07.10.02 just to watch him die


we also commemorated the hottest day of the summer by making a big ol' pot of pumpkin and tomato bisque. to our aid came one crescent dragonwagon, the creator of a dubious soup and bread cookbook.
Combine flour and water, from which we crawled, of which we are largely made, and without which we cannot live. Add salt-of-the-earth, just a bit; salt for savor, for soul, the sharp and dangerous mineral wrested from nature yet part of nature, a rock that can be eaten, which dissolves in water only to return, unchanged and crystalline, when the water evaporates. Add yeasts, airborne vegetal travelers, which themselves make the dough "travel" (and where? Up into the air, of course!).
my mother footnoted the book with observations on individual recipes (Good w/cheese, but looks like vomit).
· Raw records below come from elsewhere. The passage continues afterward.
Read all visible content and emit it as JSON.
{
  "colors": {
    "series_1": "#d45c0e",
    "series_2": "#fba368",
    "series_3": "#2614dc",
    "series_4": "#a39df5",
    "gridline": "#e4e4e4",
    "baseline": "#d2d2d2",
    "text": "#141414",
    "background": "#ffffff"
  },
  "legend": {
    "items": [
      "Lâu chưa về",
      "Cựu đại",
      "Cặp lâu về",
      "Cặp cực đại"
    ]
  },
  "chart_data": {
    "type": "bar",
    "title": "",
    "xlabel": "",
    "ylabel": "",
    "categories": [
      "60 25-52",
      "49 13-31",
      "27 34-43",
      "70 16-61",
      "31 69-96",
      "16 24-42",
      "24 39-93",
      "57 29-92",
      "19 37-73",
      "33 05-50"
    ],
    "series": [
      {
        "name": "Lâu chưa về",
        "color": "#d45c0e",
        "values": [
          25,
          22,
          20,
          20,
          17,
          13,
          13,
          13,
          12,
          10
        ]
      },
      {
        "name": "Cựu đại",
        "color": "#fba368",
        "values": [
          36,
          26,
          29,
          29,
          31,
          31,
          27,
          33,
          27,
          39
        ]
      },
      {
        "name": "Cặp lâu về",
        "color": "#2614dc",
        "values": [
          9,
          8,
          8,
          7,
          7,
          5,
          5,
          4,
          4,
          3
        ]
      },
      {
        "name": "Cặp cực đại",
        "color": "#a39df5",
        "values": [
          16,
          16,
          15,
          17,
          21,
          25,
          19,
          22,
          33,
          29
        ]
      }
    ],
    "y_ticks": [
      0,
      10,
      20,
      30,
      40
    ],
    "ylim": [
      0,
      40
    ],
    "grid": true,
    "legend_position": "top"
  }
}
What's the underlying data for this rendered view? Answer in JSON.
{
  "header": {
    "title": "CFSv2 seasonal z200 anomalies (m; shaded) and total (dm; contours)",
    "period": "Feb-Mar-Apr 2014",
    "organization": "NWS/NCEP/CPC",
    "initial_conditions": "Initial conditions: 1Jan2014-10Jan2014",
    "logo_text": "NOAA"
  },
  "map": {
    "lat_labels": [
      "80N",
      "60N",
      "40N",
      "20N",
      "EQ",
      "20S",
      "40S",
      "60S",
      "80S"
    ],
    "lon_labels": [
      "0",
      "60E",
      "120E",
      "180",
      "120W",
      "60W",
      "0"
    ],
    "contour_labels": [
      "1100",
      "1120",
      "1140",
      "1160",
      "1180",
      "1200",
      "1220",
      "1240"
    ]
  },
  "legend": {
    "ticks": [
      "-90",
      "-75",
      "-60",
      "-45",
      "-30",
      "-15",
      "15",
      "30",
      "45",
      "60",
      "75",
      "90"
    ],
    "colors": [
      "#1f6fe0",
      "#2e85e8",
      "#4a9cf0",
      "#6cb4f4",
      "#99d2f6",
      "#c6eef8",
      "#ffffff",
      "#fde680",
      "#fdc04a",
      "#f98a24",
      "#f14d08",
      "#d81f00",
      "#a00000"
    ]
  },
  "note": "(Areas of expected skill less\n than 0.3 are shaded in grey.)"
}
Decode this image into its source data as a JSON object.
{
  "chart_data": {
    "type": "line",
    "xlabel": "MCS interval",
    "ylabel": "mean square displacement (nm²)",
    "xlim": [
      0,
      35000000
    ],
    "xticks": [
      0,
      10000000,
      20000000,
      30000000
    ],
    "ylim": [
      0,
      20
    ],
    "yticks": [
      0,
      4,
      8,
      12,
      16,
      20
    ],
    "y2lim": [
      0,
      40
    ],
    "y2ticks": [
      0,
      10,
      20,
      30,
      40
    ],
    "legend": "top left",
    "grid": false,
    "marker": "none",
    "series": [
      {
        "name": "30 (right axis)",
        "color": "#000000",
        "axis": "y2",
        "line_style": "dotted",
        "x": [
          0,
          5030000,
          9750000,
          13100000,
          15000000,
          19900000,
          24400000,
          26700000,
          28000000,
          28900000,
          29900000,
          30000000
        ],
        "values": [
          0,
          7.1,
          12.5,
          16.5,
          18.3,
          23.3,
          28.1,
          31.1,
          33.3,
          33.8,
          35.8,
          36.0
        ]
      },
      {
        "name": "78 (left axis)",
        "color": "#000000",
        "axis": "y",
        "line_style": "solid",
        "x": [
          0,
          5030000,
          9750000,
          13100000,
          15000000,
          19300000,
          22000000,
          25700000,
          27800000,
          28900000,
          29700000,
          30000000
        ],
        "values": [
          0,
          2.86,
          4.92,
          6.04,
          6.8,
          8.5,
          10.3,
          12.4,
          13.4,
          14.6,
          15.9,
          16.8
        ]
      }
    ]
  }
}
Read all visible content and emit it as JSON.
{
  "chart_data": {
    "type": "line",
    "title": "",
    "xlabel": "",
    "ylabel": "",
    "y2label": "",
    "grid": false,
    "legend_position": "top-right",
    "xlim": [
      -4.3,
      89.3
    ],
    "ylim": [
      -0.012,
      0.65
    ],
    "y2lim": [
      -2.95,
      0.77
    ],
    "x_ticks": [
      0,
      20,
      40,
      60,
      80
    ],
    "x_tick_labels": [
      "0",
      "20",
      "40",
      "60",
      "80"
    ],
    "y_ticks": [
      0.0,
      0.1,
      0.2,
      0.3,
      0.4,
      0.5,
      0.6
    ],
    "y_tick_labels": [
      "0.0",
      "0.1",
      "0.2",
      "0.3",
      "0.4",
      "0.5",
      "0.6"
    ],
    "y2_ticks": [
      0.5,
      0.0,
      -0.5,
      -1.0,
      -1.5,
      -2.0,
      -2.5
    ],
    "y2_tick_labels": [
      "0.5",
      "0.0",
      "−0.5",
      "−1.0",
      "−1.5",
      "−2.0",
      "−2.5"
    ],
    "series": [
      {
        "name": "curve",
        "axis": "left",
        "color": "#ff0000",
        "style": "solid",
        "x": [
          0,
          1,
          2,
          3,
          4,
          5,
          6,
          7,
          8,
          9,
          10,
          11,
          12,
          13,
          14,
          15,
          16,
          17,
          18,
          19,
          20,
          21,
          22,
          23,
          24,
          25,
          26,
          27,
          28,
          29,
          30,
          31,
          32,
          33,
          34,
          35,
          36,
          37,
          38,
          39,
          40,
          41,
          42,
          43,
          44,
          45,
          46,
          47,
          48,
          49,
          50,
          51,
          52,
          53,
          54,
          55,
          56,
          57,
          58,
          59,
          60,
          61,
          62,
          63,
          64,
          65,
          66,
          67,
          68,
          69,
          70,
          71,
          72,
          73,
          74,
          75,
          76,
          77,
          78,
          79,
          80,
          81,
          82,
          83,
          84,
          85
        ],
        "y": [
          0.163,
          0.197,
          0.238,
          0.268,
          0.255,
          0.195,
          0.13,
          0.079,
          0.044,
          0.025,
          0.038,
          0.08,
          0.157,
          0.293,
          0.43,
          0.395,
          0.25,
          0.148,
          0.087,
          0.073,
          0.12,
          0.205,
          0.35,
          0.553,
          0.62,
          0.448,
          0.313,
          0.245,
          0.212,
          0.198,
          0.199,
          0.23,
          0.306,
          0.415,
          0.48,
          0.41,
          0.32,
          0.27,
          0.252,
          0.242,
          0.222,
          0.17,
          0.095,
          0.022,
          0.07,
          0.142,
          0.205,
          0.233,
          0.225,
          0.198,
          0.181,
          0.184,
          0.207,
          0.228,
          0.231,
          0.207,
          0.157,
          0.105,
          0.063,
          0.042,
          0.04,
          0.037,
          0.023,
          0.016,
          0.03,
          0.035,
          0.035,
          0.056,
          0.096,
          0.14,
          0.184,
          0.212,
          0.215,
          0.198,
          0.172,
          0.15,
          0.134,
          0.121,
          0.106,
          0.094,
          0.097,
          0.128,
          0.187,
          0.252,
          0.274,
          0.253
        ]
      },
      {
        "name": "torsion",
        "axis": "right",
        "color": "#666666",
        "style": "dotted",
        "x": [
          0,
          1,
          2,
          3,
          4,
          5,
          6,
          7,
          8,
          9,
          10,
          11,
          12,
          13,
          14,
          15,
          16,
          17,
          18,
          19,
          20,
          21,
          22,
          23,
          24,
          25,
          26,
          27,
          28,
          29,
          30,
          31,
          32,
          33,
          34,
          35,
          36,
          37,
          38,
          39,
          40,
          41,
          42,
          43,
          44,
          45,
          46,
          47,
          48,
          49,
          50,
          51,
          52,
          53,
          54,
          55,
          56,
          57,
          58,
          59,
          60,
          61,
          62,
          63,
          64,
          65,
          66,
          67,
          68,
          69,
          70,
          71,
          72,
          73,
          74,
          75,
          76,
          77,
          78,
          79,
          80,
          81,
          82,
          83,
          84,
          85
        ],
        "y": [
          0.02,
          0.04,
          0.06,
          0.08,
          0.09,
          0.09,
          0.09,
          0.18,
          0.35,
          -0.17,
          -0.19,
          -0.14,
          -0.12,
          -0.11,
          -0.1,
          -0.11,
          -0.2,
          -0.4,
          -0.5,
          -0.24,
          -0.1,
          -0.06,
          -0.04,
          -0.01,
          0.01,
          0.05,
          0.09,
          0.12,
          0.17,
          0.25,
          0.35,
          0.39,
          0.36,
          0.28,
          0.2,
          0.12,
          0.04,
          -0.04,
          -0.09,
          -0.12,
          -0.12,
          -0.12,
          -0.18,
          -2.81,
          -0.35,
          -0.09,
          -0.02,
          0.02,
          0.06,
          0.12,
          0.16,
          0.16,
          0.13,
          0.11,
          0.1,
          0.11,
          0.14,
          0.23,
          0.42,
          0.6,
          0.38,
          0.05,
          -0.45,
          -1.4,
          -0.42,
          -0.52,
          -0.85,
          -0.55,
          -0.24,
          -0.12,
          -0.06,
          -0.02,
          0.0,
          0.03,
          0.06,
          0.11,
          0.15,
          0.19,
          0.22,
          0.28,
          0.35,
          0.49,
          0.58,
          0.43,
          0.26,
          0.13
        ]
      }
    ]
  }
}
acquired johnny cash at folsom prison, get rhythm & story songs of the trains and rivers, and pink lemonade as paul napped. fine substitutes for air conditioning.


today we rendezvous with ray / bellona times in berkeley. onward, christian soldiers -
07.09.02 all that's right with our great country


Paul here again, using the shift key and advising everyone to go read Ian McEwan's Atonement pronto. The prose is so good that I cannot quote the prose to demonstrate how good it is. It is far too subtle. Also, I left the book in Reno. But it was a terrible shock to move from that to American Pastoral, 25% of which I read on the Amtrak coming down here. So far I don't know. Very little is happening, and the things that do happen are buried under four stomachs' worth of rumination. (Trenchant and considered rumination, to be sure, but I really dislike essays masquerading as narrative.) It doesn't bother me that Roth feels compelled to put a circle jerk in his idyllic 1950s America—I mean, you expect that sort of thing from the man—but it's a bad sign that said circle jerk, which takes all of two sentences, is actually one of the more memorable events so far. We'll see. Frank Conroy claims it's the best American novel since The Great Gatsby, so maybe Roth's just been clearing his throat so far.


Singing Scrabble: you put down a word, you sing part of a song containing that word. It's harder than you think, and sometimes it leads to inelegancies like "Qat Scratch Fever," and it requires you to drink a lot of red wine so that the next day, when you are in the Middle Eastern restaurant for lunch, your head abruptly folds on itself and your stomach, thrown off balance, tries to reject the tabouleh you've been giving it and for the next three hours you can only lie on the couch and drink tapwater. This requires a change in plans, for I must be a hardy young man to sleep on the beach this weekend.